I went back and seeded the past 13 seasons of Ivy League play for theoretical postseason Ivy tournaments, using head-to-head records as the primary tie-breaker, followed by record against the first-place team, second-place team, etc. Using the historical RPI data on CollegeRPI.com, I plugged the RPI rankings into the eight seeds for each of the 13 seasons for which RPI data was available.
To begin with, here’s the average RPI ranking of the various theoretical Ivy tournament seeds over the 13-year period:
1: 71.7
2: 152.9
3: 178.8
4: 195.5
5: 234.2
6: 249.5
7: 284.2
8: 292.2
I researched the typical RPI rankings of the different seeds to come up with the following ranges for determing seeding. While every season is different, this turns out to be accurate in the vast majority of cases:
14 seed or better: 100 or above
15 seed: 101-150
16 seed: 151-200
Play-in game: 201 or below
I was then able to classify each team’s season over the past 13 years as most likely to earn a seed of 14 or better, a 15 seed, a 16 seed, or a spot in the play-in game. Then, to account for playing — and winning — three games against teams with an average RPI ranking of 207.4, I made the following adjustments to the RPI rankings based on the team’s actual RPI ranking:
originally 1-50: no change
originally 51-100: improved ranking by five places
originally 101-200: improved ranking by 10 places
originally 201-334: improved ranking by 20 places
Here’s what I found out about those 13 seasons:
– In the average season, the top seed easily avoids the 15/16 seed, the second seed would be a low 15 seed or high 16 seed if it won the Ivy tourney, the third seed would be a solid 16 seed, the fourth seed is a 16 seed or a play-in game participant, and the bottom four seeds are all headed to Dayton should they win league’s bid.

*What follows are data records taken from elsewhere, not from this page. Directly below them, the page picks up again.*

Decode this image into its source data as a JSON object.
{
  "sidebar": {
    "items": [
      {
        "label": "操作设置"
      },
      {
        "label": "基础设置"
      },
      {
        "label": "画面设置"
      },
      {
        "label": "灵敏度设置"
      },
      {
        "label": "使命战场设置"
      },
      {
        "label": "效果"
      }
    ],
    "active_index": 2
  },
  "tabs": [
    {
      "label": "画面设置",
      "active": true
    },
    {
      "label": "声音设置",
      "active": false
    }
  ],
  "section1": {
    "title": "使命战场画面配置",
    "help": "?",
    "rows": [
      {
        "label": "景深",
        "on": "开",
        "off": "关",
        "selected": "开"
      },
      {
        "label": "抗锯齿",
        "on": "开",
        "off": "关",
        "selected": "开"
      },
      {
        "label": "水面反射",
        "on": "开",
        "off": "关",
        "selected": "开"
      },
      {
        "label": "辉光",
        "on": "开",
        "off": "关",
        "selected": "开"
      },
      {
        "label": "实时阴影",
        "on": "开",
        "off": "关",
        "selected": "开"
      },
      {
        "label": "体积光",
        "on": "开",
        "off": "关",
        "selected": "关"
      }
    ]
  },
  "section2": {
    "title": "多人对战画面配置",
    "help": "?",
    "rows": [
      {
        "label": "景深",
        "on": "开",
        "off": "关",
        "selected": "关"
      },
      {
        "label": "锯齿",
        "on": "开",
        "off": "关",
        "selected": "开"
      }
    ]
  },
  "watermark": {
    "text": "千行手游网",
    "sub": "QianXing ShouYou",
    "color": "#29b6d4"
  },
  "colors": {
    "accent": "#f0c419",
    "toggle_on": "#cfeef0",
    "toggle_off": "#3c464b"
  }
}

– Only seven times would the top seed have received any amount of consideration had it lost an additional game in a postseason tournament. And with the exceptions of Princeton in 1996-97 and 1997-98 and possibly Penn in 2001-02, the at-large bid would not have happened.

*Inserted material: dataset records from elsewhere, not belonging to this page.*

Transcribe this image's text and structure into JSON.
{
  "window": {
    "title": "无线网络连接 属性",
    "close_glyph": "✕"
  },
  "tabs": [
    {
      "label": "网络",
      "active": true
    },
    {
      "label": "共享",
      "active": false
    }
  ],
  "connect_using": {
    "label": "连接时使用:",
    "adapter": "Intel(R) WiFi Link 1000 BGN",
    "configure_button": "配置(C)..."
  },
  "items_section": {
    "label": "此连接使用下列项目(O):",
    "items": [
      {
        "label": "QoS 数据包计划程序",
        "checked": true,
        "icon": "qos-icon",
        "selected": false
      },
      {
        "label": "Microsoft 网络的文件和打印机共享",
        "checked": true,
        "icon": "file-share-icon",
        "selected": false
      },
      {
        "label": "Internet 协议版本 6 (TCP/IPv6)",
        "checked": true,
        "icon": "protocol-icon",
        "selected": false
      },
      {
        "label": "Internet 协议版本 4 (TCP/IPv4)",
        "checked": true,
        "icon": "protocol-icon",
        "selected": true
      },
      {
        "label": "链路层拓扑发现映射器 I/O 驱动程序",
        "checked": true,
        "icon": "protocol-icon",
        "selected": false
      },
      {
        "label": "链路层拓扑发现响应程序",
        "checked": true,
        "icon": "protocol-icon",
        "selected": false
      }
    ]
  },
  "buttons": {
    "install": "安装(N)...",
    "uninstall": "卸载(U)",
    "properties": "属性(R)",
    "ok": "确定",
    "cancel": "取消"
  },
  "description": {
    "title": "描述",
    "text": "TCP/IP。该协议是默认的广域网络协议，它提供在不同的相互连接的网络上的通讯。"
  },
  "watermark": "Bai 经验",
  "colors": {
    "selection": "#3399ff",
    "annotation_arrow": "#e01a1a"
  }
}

– Only three times (1998-99, 1999-00, and 2001-02) were there more than one Ivy team capable of avoiding the deadly 15/16 seed. The closest anyone came to a fourth such occurrence was Penn in 1995-96, when the Quakers fell to 113th in the RPI after losing the playoff game to Princeton. So we’re not talking a slight drop in seeding for the league rep if the regular season champion is knocked off. It’s a total plunge down to a terrible seed almost every year if the top team doesn’t get the bid.

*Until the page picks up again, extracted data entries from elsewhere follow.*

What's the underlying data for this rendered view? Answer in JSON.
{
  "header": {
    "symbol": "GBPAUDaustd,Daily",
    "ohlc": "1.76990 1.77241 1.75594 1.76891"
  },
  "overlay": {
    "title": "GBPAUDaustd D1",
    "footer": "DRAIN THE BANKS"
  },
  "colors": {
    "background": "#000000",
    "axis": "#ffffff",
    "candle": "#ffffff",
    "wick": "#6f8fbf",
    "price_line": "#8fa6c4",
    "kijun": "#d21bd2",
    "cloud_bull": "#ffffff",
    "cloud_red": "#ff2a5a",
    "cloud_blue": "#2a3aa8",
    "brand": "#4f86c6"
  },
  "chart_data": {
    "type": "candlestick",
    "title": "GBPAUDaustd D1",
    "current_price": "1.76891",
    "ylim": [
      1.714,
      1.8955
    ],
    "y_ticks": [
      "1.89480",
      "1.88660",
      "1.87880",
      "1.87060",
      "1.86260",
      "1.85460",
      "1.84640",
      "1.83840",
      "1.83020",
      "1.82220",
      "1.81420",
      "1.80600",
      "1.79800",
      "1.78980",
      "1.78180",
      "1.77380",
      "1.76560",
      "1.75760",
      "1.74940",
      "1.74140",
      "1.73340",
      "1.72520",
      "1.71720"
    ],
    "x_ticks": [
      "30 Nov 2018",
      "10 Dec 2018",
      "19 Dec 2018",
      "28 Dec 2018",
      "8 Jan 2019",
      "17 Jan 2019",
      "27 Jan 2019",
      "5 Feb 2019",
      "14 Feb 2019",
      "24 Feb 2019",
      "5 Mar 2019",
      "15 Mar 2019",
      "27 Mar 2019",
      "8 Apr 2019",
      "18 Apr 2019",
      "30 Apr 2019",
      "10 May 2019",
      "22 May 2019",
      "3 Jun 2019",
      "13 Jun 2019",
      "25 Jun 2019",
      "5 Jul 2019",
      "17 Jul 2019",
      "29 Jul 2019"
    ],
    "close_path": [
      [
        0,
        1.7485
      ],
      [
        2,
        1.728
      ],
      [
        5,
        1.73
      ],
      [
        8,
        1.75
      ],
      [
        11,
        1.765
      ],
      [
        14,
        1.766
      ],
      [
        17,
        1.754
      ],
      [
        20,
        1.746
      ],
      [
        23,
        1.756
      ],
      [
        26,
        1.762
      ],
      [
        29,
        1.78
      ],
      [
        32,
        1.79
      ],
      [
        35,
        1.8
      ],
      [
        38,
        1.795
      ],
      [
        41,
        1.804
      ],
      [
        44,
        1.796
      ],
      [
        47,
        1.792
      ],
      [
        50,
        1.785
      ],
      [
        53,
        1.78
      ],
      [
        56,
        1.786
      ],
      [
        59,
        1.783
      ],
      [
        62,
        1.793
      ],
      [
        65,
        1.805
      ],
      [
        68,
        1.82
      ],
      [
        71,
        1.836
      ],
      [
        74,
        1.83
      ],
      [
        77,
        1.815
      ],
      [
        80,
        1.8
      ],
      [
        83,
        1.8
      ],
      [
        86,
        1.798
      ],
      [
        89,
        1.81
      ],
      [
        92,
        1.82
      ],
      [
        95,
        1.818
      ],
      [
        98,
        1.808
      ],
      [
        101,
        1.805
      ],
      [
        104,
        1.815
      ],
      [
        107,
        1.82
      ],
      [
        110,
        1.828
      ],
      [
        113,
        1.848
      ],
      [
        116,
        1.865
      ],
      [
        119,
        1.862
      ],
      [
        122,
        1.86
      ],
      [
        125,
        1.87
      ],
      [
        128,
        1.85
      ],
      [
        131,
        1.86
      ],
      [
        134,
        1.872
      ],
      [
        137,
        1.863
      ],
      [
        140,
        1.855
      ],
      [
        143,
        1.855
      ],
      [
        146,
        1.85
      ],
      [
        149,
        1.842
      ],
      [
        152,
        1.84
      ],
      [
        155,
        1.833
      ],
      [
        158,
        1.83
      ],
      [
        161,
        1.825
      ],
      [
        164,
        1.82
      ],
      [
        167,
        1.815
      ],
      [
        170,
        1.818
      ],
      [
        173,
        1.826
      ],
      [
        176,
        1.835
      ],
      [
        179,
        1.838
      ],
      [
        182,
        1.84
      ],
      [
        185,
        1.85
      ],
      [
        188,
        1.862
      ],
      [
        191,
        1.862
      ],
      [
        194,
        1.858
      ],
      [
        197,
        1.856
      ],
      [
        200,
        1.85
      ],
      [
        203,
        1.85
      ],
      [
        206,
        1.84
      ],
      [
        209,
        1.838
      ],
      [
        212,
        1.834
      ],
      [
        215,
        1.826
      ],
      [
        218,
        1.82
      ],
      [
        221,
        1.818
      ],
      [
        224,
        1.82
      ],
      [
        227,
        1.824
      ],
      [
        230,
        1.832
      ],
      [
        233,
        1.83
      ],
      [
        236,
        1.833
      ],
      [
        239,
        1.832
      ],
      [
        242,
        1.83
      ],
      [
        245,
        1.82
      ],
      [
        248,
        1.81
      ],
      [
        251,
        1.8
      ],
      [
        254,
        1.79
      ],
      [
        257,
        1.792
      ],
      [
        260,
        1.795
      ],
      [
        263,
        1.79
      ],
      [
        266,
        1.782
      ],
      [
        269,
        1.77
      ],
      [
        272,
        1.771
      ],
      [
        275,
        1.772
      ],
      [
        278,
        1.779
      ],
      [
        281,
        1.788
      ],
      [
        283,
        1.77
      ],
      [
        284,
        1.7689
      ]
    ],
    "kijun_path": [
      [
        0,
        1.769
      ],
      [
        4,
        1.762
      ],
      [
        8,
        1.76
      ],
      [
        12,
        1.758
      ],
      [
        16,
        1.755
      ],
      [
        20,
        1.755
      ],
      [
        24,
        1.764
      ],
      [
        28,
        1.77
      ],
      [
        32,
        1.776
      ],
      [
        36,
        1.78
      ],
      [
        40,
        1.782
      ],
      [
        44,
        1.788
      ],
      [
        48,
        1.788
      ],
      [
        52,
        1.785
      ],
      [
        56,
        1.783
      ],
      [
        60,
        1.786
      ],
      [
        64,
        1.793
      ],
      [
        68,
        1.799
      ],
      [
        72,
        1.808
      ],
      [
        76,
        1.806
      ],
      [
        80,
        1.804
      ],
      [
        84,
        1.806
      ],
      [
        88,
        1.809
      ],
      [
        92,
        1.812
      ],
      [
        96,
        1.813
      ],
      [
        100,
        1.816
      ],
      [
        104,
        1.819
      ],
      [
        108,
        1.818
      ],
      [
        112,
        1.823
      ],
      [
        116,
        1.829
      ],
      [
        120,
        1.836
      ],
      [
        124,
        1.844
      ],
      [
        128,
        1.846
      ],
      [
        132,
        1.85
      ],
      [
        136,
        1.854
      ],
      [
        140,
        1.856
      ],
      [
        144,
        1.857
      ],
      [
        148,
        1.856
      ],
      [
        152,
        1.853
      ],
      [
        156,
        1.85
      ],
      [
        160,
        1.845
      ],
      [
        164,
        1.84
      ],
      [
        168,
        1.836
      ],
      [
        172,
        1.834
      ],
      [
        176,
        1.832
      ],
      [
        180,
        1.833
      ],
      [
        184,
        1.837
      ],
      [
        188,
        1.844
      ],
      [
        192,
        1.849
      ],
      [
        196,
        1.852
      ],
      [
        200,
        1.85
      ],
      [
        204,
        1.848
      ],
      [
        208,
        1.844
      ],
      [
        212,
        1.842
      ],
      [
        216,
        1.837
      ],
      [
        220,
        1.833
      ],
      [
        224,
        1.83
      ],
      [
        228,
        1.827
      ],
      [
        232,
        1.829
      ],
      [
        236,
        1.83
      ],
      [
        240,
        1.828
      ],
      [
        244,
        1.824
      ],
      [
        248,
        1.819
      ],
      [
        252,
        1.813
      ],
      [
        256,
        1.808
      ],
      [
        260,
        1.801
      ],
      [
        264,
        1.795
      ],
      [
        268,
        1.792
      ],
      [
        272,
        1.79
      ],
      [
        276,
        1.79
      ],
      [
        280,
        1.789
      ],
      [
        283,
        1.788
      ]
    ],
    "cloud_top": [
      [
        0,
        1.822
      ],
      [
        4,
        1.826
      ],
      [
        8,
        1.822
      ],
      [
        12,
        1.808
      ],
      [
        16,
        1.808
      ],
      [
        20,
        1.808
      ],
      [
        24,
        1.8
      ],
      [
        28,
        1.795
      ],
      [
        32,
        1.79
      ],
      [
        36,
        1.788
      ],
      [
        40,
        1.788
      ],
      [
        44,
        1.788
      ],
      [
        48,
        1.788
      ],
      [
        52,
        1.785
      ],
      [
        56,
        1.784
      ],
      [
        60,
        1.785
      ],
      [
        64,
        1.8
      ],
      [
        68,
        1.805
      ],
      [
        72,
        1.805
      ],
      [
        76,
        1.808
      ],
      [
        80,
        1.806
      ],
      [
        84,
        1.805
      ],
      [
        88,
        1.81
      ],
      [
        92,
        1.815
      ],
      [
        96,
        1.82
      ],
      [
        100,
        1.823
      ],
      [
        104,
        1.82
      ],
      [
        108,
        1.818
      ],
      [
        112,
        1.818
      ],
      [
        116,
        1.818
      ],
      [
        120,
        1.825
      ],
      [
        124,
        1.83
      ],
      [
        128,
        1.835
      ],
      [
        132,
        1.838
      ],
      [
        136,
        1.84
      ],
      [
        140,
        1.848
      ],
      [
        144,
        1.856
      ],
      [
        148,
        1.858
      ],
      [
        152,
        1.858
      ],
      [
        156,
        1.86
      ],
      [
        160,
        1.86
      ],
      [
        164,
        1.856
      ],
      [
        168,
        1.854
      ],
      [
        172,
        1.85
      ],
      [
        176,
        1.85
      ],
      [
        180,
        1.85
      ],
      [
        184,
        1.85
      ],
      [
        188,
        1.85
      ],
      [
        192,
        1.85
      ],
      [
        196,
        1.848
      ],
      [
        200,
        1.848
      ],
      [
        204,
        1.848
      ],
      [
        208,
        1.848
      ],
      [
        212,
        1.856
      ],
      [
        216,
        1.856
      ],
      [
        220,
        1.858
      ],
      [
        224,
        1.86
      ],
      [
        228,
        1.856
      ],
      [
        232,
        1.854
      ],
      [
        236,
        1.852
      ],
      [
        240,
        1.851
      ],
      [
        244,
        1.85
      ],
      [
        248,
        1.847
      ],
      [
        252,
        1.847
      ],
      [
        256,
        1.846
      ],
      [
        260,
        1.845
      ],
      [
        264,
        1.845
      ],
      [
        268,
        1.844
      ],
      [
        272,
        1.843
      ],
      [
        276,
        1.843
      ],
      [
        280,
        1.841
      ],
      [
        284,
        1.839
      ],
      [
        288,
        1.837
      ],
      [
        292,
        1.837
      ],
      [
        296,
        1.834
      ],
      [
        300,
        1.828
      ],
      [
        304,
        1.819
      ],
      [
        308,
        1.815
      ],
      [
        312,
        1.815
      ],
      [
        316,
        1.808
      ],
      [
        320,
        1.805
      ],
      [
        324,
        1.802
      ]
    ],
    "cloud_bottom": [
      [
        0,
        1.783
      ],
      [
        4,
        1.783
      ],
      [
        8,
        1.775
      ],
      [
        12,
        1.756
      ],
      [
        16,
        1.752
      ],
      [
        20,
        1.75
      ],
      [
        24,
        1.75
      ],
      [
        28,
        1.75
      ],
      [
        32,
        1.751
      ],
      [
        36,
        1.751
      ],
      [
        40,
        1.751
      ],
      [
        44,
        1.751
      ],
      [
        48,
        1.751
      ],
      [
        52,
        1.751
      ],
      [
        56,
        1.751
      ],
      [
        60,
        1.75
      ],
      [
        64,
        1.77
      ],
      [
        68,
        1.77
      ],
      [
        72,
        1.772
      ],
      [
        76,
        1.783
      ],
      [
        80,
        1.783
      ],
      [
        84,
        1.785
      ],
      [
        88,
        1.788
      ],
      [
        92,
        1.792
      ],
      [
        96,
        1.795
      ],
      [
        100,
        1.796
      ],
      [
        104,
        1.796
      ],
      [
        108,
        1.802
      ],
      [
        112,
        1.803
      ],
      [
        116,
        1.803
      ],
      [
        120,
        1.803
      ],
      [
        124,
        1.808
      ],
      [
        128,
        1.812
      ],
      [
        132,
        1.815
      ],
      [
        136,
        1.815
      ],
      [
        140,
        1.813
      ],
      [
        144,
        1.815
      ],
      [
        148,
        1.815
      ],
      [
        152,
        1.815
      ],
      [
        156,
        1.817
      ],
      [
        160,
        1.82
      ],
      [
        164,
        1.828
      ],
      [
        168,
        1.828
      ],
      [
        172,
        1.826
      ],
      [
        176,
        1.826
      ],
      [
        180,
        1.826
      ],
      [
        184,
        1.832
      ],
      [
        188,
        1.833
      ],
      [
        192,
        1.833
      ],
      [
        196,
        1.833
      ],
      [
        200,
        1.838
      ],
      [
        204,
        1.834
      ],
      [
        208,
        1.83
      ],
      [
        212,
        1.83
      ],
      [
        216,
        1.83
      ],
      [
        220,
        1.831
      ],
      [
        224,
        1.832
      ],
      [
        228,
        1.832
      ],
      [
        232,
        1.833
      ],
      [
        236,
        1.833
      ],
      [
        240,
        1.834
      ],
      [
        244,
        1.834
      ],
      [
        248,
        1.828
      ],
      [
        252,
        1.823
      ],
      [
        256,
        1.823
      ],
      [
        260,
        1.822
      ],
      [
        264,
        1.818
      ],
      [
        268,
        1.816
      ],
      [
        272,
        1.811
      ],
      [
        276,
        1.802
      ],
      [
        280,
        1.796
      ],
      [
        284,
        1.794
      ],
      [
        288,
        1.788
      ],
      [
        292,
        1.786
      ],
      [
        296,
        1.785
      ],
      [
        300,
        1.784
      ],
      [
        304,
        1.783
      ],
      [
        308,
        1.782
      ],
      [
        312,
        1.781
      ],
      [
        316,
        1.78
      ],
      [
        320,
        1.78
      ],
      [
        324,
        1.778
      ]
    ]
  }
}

– Only four times (2002-03, 2001-02, 1996-97, and 1995-96) were there more than two Ivy teams capable of avoiding a 16 seed. So about 70 percent of the time, six teams in the eight-team tourney field would be rewarded with a 16 seed and served up as a sacrificial lamb against a Top 5 team, were they to pull off an upset or two in an Ivy tournament. So even if teams seeded third or below only win these conference tournaments 16 percent of the time, that’s still better than an 11-percent chance that the Ivy champ — who could have earned a 14 seed or above — would be sitting home so a team in the bottom half of Division I could get embarrassed by a possible Final Four team on national television.
The NCAA Tournament’s two main benefits to the Ivy League are the payouts and the good PR. Simply not receiving a 15 or 16 seed and getting a game in which the Ivy representative can avoid an embarrassing blowout is itself a big public relations coup for the league. But it’s winning a game in the tourney that really helps the Ivy League — both financially and attention-wise — and it’s clear the chances of that go from “slim” to “none” when the Ivy representative’s seeding goes from the 11-to-14 range down to a 15 or 16.
So while it might be more fun for the programs and their fans to have an Ivy League postseason tournament, given the league’s level of play over the past 25 years since the inception of the Academic Index, it is clearly not in the best interest of the league as a whole.